Earlier this year, Spazio Maiocchi in Milan hosted an exhibit that presented interior design with an entirely new dimension. Presented by Google in collaboration with a list of partners that included the International Arts + Minds Lab at Johns Hopkins University, A Space for Being set out to demonstrate “how different aesthetic experiences have the potential to impact our biology and wellbeing.”
As guests entered the exhibit, they were fitted with a wristband able to record specific physiological responses as they walked through three rooms, each using furnishings, art, color and textures, lighting and sounds to evoke three very different atmospheres. Upon leaving the exhibit, visitors received a custom report on their real-time physical responses to each space.
“With neuroscience now, you can prove the things that designers and artists have always known: that aesthetics—which is not just making things look pretty, but enlivening all the sensory systems through space, color, texture, music, and shape—affects our brain, our physiology, and our wellbeing,” Ivy Ross, Google’s vice president of hardware design, recently told Wallpaper magazine. “Not everyone understands the power of that, but now neuroscience is able to show that.”
This is what made Google’s exhibit so unique: by accessing visitors’ physiological responses, rather than subjective emotional reactions, A Space for Being introduced a new way to monitor our relationship to our environments. We may think we know whether we enjoy being in a particular space, but our bodies can reveal subconscious reactions that reflect hidden anxieties.
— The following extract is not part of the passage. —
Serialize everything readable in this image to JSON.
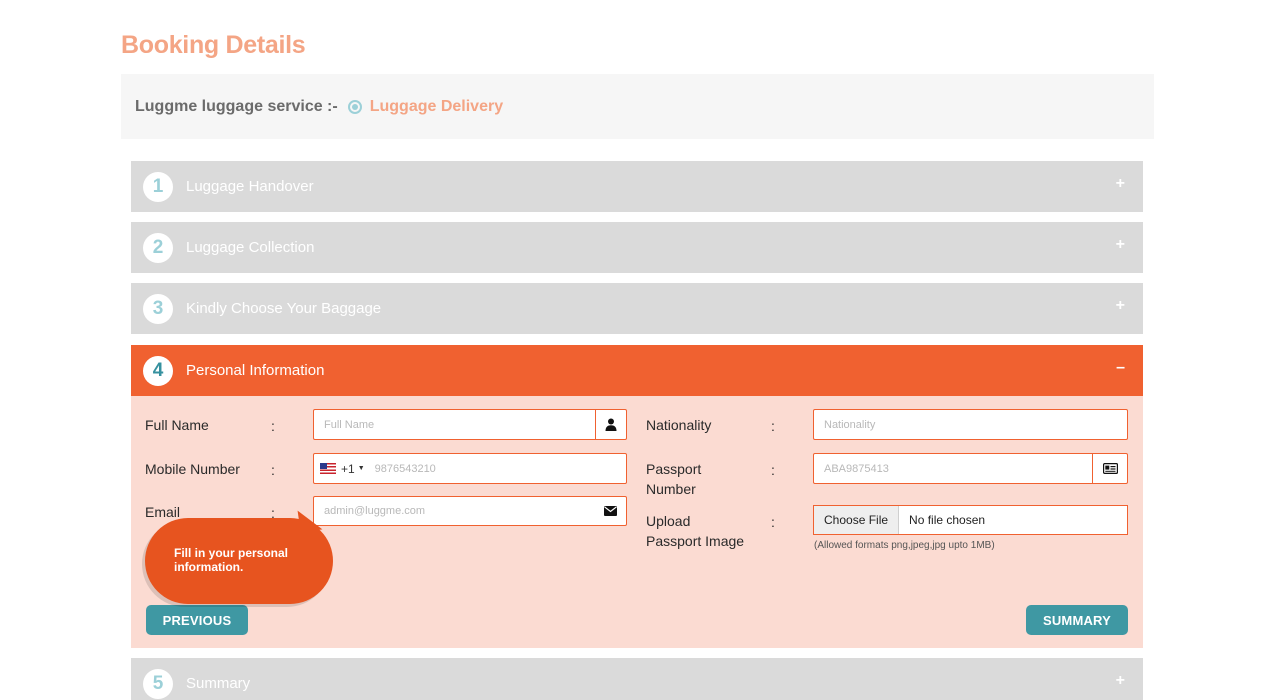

It is this concept that lies at the root of the burgeoning field of neuroaesthetics.
Journalist Rab Messina, for example, wrote of her experience walking through one of the Google exhibit’s more “calming” spaces—and of finding that it triggered the physiological signs of anxiety: “Why would my body equate ease with dislike? Because my mind knew something my biodata didn’t: as a mixed-race Latin American woman, I have been conditioned to not feel comfortable in elegantly considered spaces.” She sensed, on an unconscious level, that interiors like the one that had triggered her anxiety are not intended for people like her.
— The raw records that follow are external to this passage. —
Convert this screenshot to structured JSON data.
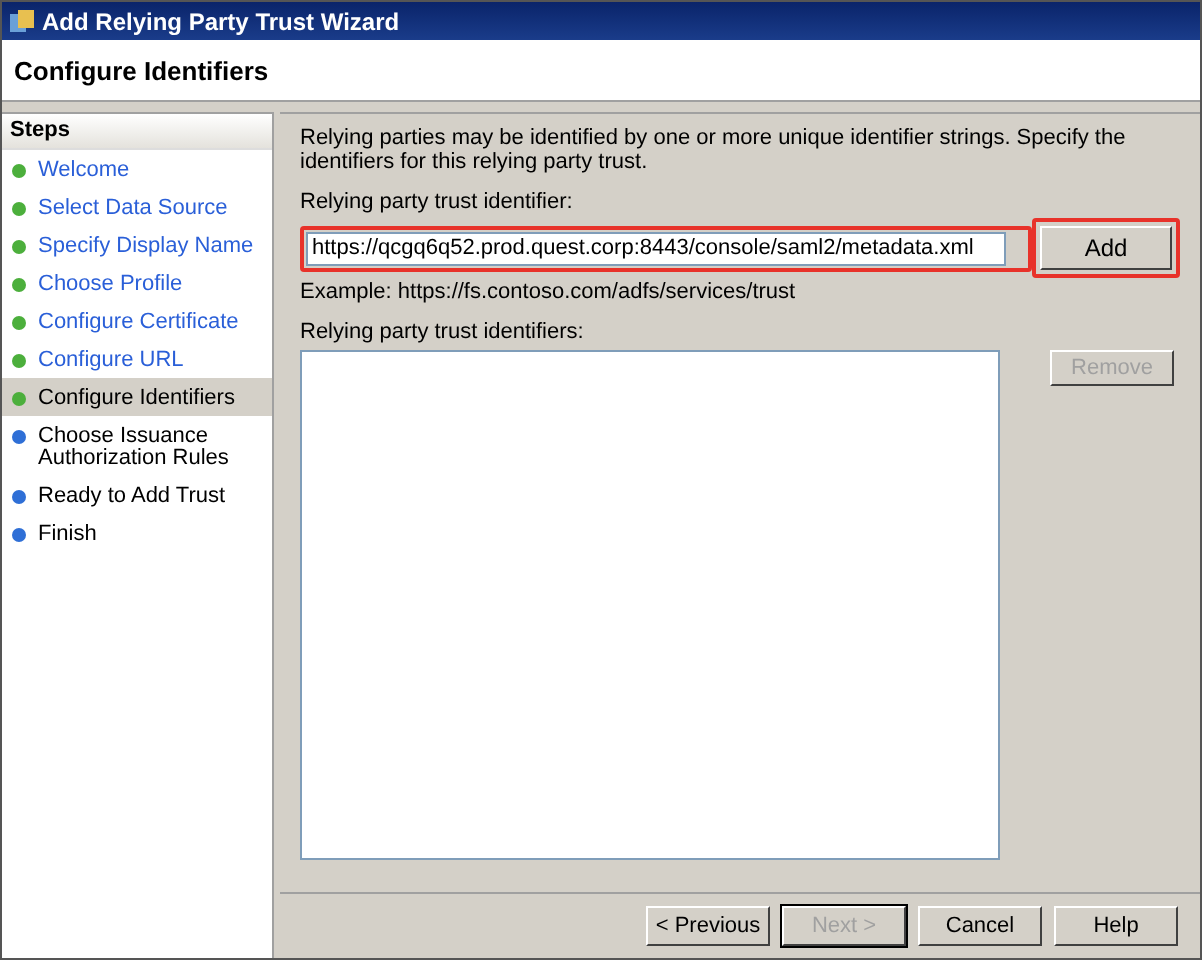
{
  "window": {
    "title": "Add Relying Party Trust Wizard"
  },
  "header": {
    "title": "Configure Identifiers"
  },
  "steps": {
    "title": "Steps",
    "items": [
      {
        "label": "Welcome",
        "completed": true,
        "selected": false,
        "color": "#4caf3c"
      },
      {
        "label": "Select Data Source",
        "completed": true,
        "selected": false,
        "color": "#4caf3c"
      },
      {
        "label": "Specify Display Name",
        "completed": true,
        "selected": false,
        "color": "#4caf3c"
      },
      {
        "label": "Choose Profile",
        "completed": true,
        "selected": false,
        "color": "#4caf3c"
      },
      {
        "label": "Configure Certificate",
        "completed": true,
        "selected": false,
        "color": "#4caf3c"
      },
      {
        "label": "Configure URL",
        "completed": true,
        "selected": false,
        "color": "#4caf3c"
      },
      {
        "label": "Configure Identifiers",
        "completed": false,
        "selected": true,
        "color": "#4caf3c"
      },
      {
        "label": "Choose Issuance Authorization Rules",
        "completed": false,
        "selected": false,
        "color": "#2f6fd6"
      },
      {
        "label": "Ready to Add Trust",
        "completed": false,
        "selected": false,
        "color": "#2f6fd6"
      },
      {
        "label": "Finish",
        "completed": false,
        "selected": false,
        "color": "#2f6fd6"
      }
    ]
  },
  "content": {
    "description": "Relying parties may be identified by one or more unique identifier strings. Specify the identifiers for this relying party trust.",
    "identifier_label": "Relying party trust identifier:",
    "identifier_value": "https://qcgq6q52.prod.quest.corp:8443/console/saml2/metadata.xml",
    "identifier_highlighted": true,
    "add_button": {
      "label": "Add",
      "highlighted": true,
      "disabled": false
    },
    "example": "Example: https://fs.contoso.com/adfs/services/trust",
    "list_label": "Relying party trust identifiers:",
    "remove_button": {
      "label": "Remove",
      "disabled": true
    }
  },
  "buttons": [
    {
      "label": "< Previous",
      "disabled": false
    },
    {
      "label": "Next >",
      "disabled": true
    },
    {
      "label": "Cancel",
      "disabled": false
    },
    {
      "label": "Help",
      "disabled": false
    }
  ]
}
So while an ultra-luxurious office space might sound appealing, being inside such a space can actually make some people feel unpleasantly self-conscious. The same could be true of spaces coded as “too childish,” “too macho”, “too cliquish” or “too commercial,” and so on—whether or not our reactions are rational. In other words, spaces can be alienating not simply because they are “too nice” or “not nice enough,” but also because they are not calibrated to foster a sense of our belonging.
This sense of belonging is especially important when it comes to work environments, where team membership and morale are so critical. Polished or matte, color or greyscale, loud or quiet—these are all choices that help determine an interior’s overall atmosphere. And while we may think we know the effects these choices have, even these considerations may prove false. We are only beginning to learn how to create interiors that maximize our goals.
And while not everyone has access to tools like the ones Google featured at its show in Milan, which directly measure our physiological reactions to an interior—at least not yet—the kinds of insights they provide have already brought new considerations into play, and opened up new ways of thinking about how we furnish interior spaces.